Her iki şekilde de sadece diyabete dayalı bir ilişki kararı vermemeyi tavsiye ediyor. Başka bir deyişle, tek başına diyabet konusunda iyi olduğu için biriyle çift olmayı seçmek de yeterli değildir.
Tavsiyesini ertelemek mi? Önce kendinizle olan ilişkiniz üzerinde çalışın, ardından başkalarının bu diyabet yaşamında ihtiyaç duyduğunuz şeye uyum sağlamasına yardımcı olmak için daha donanımlı olacaksınız.
"Kendini bilgiyle donat," diyor. “Diyabet topluluğu çok zengin bir bilgi ve destek. Dışarıda tüm bunları alan ve almayanlarla baş etmeyi öğrenmenize yardımcı olacak bir arkadaş bulun. O her şeyi değiştirecek."

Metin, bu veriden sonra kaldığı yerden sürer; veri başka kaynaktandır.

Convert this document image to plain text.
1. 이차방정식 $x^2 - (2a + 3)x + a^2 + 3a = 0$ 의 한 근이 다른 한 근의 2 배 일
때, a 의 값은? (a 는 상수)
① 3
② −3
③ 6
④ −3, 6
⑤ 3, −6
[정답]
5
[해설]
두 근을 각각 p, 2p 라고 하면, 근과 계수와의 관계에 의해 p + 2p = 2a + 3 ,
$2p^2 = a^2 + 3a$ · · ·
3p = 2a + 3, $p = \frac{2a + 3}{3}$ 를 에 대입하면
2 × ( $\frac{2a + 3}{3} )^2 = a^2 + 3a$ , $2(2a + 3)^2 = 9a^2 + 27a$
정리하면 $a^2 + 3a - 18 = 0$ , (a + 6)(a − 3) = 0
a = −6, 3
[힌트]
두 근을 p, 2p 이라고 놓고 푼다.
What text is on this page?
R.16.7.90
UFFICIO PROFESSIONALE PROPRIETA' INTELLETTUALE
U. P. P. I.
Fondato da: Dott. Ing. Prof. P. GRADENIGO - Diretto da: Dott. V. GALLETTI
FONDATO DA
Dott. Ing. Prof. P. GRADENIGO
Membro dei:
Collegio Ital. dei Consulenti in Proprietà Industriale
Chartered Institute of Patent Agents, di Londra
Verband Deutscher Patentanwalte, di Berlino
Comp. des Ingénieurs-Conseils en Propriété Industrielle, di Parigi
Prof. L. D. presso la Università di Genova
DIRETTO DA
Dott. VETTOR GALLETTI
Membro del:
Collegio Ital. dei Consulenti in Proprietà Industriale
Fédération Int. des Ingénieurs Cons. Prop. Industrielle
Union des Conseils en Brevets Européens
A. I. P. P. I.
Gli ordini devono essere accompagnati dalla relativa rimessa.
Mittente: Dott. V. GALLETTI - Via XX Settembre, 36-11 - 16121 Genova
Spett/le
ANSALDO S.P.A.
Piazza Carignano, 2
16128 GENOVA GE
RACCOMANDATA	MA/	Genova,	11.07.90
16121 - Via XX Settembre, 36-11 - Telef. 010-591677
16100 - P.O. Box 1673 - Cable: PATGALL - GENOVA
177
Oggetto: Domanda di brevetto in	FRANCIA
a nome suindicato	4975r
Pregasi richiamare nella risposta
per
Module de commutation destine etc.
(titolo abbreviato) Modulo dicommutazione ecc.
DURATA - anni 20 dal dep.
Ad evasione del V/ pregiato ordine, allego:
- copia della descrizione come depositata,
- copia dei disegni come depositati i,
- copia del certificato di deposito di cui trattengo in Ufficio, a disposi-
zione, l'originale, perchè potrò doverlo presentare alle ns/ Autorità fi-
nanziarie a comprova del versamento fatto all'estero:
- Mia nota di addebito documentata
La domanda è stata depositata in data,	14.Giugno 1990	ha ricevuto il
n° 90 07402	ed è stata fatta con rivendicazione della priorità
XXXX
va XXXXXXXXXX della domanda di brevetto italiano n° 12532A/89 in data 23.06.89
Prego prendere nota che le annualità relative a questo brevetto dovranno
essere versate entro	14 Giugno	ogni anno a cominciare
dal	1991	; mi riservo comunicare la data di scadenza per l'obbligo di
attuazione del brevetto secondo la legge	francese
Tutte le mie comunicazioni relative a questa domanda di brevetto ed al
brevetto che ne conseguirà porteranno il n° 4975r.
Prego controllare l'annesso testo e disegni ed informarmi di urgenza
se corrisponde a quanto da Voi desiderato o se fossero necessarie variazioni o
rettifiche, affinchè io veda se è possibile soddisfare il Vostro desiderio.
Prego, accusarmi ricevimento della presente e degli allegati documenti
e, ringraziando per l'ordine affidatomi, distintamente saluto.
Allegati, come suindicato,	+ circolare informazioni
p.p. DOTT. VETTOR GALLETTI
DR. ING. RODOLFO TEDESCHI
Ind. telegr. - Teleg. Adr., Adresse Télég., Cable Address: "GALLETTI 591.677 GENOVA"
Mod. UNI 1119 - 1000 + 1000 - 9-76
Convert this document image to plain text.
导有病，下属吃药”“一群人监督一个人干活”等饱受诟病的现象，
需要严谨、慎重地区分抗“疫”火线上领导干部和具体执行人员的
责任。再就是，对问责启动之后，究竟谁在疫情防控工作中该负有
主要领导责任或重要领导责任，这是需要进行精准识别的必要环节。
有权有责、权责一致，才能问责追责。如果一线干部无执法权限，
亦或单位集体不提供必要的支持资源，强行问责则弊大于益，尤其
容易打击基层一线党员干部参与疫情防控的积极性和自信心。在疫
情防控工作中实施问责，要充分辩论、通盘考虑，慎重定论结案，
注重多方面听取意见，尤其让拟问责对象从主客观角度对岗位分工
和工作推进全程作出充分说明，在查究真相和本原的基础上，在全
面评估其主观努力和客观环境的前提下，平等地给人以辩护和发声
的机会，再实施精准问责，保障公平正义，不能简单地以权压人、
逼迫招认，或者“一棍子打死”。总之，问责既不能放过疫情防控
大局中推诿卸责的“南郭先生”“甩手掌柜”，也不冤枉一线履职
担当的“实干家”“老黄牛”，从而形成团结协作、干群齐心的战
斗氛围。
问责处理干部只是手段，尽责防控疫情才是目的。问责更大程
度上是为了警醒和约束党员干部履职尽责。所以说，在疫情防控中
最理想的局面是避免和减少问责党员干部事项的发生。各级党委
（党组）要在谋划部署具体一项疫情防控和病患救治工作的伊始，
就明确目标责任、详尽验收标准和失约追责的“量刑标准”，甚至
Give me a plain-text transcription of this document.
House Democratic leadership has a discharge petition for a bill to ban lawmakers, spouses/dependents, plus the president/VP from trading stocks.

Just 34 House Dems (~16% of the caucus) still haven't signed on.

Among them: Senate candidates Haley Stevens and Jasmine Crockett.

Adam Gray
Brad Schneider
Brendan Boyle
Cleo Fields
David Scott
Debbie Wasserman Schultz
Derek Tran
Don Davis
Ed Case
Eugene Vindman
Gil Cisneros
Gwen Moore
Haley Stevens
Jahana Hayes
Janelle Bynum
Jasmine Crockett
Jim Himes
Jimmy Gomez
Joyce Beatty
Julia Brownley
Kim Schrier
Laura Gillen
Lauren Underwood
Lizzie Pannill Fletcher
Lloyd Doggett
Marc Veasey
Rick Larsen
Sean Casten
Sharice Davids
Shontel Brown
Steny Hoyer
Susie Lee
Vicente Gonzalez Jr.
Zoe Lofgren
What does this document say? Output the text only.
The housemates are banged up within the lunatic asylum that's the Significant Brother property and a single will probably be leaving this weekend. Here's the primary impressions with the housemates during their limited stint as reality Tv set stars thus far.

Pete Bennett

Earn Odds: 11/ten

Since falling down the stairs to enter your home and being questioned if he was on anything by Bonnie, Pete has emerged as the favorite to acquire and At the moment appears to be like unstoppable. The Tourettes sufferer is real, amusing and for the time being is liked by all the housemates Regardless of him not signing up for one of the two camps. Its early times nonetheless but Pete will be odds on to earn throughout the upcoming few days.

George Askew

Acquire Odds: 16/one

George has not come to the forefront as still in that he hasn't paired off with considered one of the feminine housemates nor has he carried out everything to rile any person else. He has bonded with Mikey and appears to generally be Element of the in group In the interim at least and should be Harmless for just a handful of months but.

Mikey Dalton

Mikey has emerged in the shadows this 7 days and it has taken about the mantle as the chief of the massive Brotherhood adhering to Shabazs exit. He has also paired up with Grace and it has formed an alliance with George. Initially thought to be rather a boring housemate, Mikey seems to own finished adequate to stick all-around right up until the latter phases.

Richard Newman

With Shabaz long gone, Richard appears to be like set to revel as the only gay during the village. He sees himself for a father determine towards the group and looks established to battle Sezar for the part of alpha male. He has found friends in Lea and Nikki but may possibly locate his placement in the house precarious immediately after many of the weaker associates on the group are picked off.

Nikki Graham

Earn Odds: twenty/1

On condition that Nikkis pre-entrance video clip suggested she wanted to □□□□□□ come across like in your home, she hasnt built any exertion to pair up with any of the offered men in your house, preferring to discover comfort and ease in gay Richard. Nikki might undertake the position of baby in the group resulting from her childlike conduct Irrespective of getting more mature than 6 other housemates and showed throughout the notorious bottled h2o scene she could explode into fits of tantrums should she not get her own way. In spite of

O zaman bile, olumlu etkisi olan birini bulduğunuzda dikkatli olun, diyor.
"Çünkü sonunda sayılara takıntılı biriyle karşılaşırsanız, kimliğim yalnızca diyabete veya sayılarıma bağlı değildir" diyor. "İstediğim gibi yaşamak isteyen başkalarını bulmalıydım."
Neyse ki, var ve öyle. Toksisite potansiyeli ortadan kalktığından değil. Artık buna hazır, diyor.
“Bütün dünyanın sizin özel ve eşsiz sağlığınız hakkında fikirleri var ve hepsi bunu paylaşmak istiyor” diyor. "Bilginizi ve güveninizi geliştirmelisiniz ve buna değer."